The old saying “Better to marry a widow than a divorced woman” (ning qu gua fu, bu qu sheng qi) captures a harsh moral code that long governed women’s lives. Literally, it urges a man to prefer a widow over a sheng qi—a wife still alive but cast off. In traditional society, a sheng qi was widely assumed to be at fault and thus disgraced.
This bias grew from women’s low status under Confucian norms, especially the Three Obediences and Four Virtues: obedience to father before marriage, husband during marriage, and son after a husband’s death, with virtue, modest speech, proper appearance, and domestic skill as measures of worth.

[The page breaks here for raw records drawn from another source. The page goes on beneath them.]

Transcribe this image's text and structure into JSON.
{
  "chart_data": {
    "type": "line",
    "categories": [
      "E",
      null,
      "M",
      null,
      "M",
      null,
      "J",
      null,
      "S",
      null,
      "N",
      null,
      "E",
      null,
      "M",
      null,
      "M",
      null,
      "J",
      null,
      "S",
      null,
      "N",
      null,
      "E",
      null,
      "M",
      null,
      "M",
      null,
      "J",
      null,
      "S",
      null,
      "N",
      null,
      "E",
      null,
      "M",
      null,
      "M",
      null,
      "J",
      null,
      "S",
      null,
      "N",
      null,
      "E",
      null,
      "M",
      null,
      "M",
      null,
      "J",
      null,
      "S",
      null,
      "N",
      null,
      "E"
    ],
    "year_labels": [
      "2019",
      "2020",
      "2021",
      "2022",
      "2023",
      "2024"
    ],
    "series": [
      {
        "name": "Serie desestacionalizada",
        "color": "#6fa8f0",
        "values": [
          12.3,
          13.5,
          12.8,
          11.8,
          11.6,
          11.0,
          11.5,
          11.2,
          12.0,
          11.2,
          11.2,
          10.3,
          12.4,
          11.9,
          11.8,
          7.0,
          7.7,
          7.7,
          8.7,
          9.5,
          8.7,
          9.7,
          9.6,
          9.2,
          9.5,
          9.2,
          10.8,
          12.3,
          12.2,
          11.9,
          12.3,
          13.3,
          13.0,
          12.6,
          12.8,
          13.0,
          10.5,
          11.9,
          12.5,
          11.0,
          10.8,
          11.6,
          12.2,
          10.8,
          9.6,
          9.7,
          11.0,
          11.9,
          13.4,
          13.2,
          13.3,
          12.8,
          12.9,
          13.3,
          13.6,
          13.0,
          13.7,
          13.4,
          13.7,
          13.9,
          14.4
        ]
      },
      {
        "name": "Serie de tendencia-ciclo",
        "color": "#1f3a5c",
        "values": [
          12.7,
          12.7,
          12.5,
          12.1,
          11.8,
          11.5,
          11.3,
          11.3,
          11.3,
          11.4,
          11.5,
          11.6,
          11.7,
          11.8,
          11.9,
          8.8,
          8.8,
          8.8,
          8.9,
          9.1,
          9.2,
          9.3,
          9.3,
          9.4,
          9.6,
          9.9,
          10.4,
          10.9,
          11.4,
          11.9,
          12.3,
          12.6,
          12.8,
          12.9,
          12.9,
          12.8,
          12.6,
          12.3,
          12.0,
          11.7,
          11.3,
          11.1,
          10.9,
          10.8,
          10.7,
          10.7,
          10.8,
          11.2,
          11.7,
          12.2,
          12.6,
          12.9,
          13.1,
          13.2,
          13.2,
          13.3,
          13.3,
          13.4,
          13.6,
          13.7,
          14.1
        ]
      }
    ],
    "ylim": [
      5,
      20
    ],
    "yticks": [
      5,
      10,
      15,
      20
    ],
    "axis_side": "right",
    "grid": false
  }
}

Divorce in antiquity was rarely mutual; men alone held the right to end a union, a practice called xiu qi. He li (mutual separation) was deemed humiliating for men and seldom accepted.
Legalistic norms allowed a husband to divorce only under the Seven Misconducts (qi chu)—disrespect for parents-in-law, childlessness, adultery, jealousy, loquacity, grave illness, or theft—while the Three Restraints barred divorce in cases of no surviving parents, completed mourning, or proven support in poverty. With no recognition of modern “irreconcilable differences,” a sheng qi was presumed guilty by default.

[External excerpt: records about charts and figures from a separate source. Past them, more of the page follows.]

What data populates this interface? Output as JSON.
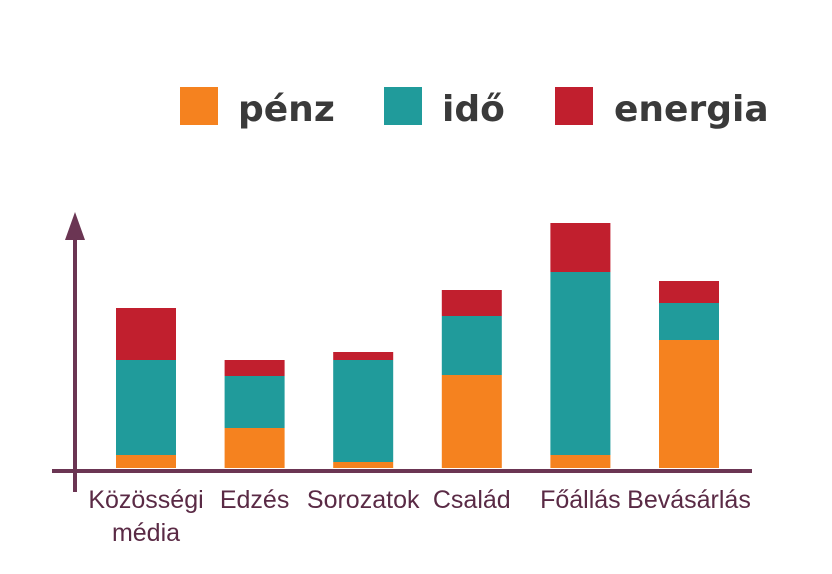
{
  "chart_data": {
    "type": "bar",
    "stacked": true,
    "categories": [
      [
        "Közösségi",
        "média"
      ],
      [
        "Edzés"
      ],
      [
        "Sorozatok"
      ],
      [
        "Család"
      ],
      [
        "Főállás"
      ],
      [
        "Bevásárlás"
      ]
    ],
    "series": [
      {
        "name": "pénz",
        "color": "#f5821f",
        "values": [
          13,
          40,
          6,
          93,
          13,
          128
        ]
      },
      {
        "name": "idő",
        "color": "#209b9b",
        "values": [
          95,
          52,
          102,
          59,
          183,
          37
        ]
      },
      {
        "name": "energia",
        "color": "#c11f2e",
        "values": [
          52,
          16,
          8,
          26,
          49,
          22
        ]
      }
    ],
    "ylim": [
      0,
      250
    ],
    "legend": "top",
    "grid": false,
    "axis_color": "#6b3553"
  }
}
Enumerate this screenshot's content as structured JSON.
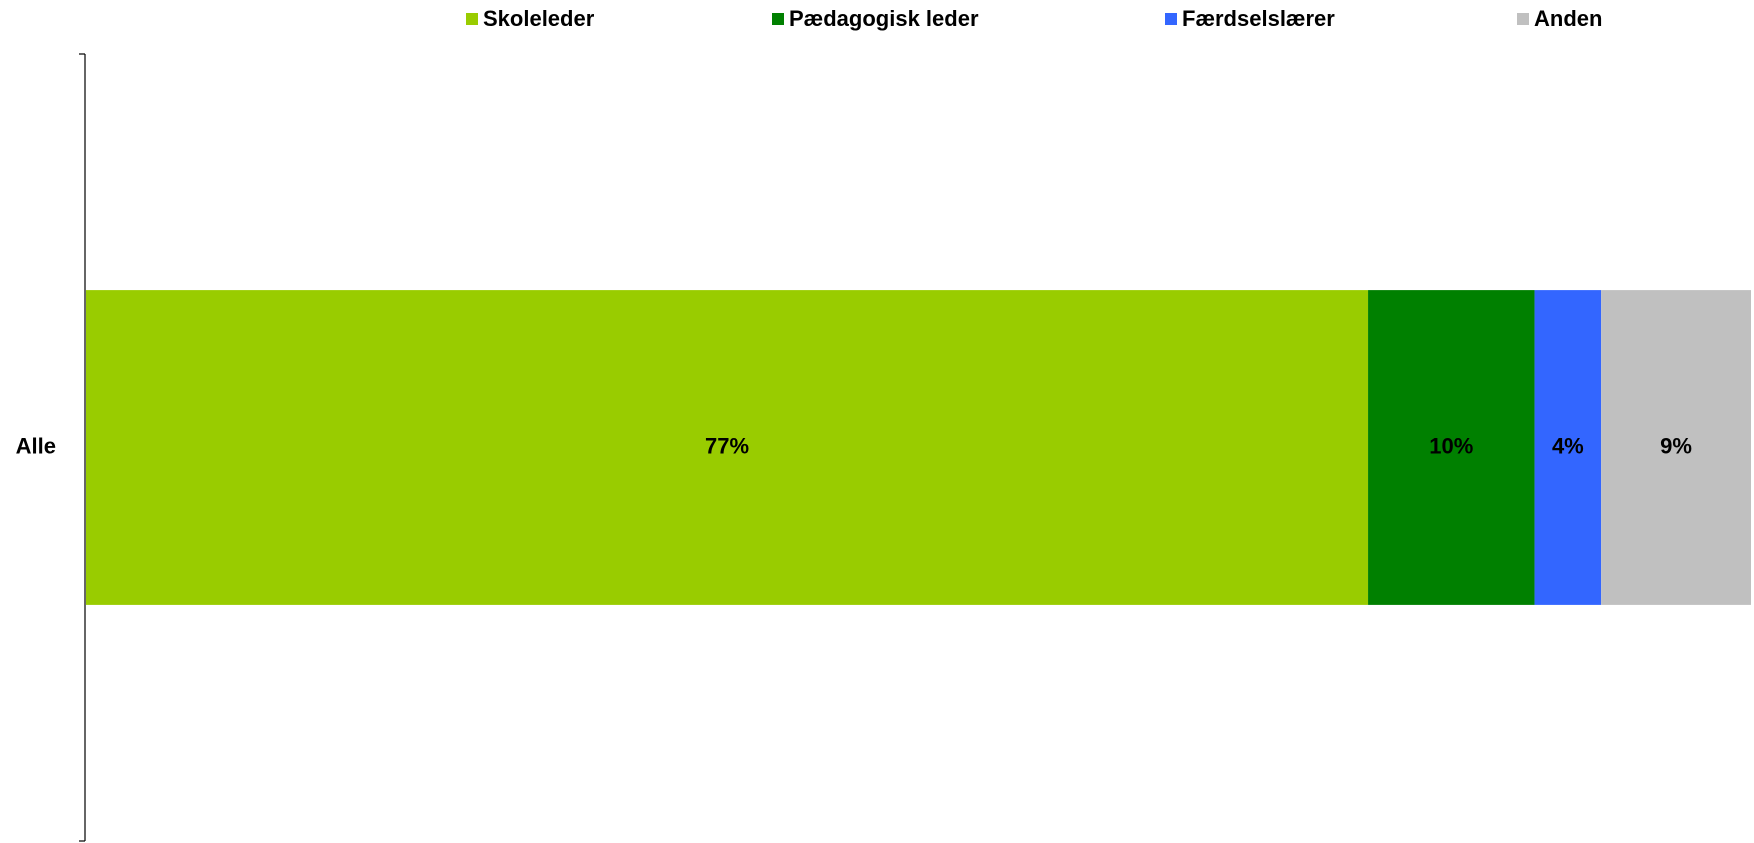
{
  "chart_data": {
    "type": "bar",
    "orientation": "horizontal",
    "stacked": true,
    "categories": [
      "Alle"
    ],
    "series": [
      {
        "name": "Skoleleder",
        "color": "#99cc00",
        "values": [
          77
        ],
        "value_labels": [
          "77%"
        ]
      },
      {
        "name": "Pædagogisk leder",
        "color": "#008000",
        "values": [
          10
        ],
        "value_labels": [
          "10%"
        ]
      },
      {
        "name": "Færdselslærer",
        "color": "#3366ff",
        "values": [
          4
        ],
        "value_labels": [
          "4%"
        ]
      },
      {
        "name": "Anden",
        "color": "#c0c0c0",
        "values": [
          9
        ],
        "value_labels": [
          "9%"
        ]
      }
    ],
    "xlim": [
      0,
      100
    ],
    "legend": "top"
  }
}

By contrast, widows who remained chaste and raised children alone were praised for loyalty and virtue, a cultural logic that fostered the old preference. Ultimately, these attitudes reflected deep gender inequality. In today’s era of growing equality, women can initiate divorce, pursue economic independence, and build their own lives, and the stigma once attached to sheng qi has faded.